Legume cover crops are planted in the vineyards annually, generally in alternate rows, as well as clover and grasses, which are planted in some blocks and mown periodically. These processes usually begin with the opening rains in April or May.

The purposes of these various processes are threefold:

  • to add nitrogen to the soil and also to serve as a natural and organic way to help prevent the growth of any weeds
  • cover crops also act as a natural mulch, which helps to add organic material to the soil, promoting worm and microbe activity and in the summer helping moisture retention
  • gypsum and fowl manure is applied every third year to the majority of the vineyard, though by regular standards, very little fertilizer is applied at all. All of d’Arenberg vines are planted on their own rootstock.

an old vineyard vine

Organic and Biodynamic Certification

All d’Arenberg estate and leased vineyards are NASAA Certified for organic and biodynamic processes. This natural and environmentally friendly philosophy encourages strong root systems that penetrate the soil, resulting in lively tannin structures, soil characters and fine minerality. These practices also ensure that yields are kept low with concentrated flavors and excellent natural acidity.

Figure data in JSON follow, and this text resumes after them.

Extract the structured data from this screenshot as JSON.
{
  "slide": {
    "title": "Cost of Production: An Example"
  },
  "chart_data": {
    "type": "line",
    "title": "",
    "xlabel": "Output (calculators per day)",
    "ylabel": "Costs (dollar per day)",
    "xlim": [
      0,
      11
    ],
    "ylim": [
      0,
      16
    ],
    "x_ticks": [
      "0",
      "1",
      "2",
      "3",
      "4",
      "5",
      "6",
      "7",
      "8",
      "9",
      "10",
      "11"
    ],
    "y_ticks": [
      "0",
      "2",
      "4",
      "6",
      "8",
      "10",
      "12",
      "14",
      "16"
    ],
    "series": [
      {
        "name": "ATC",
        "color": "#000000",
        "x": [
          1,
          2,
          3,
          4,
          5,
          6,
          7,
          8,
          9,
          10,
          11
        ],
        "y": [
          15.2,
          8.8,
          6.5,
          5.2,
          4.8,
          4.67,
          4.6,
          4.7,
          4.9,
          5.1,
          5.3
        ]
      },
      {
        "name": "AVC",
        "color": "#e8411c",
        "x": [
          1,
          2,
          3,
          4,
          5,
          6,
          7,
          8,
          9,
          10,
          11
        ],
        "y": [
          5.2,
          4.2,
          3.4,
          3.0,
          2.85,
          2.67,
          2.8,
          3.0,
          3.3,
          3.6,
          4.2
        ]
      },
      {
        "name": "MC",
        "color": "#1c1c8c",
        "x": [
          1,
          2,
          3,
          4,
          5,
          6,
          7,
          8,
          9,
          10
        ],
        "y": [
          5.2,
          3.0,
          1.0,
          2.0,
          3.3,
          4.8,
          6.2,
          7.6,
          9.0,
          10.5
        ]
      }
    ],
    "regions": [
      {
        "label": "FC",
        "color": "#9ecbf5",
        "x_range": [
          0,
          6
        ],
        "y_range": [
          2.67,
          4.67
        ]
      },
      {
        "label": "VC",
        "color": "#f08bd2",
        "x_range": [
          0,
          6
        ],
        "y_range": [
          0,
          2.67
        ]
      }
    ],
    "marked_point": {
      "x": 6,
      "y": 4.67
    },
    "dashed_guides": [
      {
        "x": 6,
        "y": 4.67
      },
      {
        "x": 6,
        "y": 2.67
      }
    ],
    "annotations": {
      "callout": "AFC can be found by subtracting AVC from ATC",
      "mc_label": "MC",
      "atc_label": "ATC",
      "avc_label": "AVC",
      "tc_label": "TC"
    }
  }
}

Vintage at d’Arenberg usually begins in late February or early March and ends very late in April/early May, with botrytis- affected fruit for the renowned Noble Riesling coming in during June.

A combination of hand and mechanical harvesting is utilized. Mechanical harvesting helps ensure, especially for the white varieties, that the grapes arrive into the cellars cool, so their more delicate flavors are protected and indeed enhanced, while the risk of oxidation is minimized.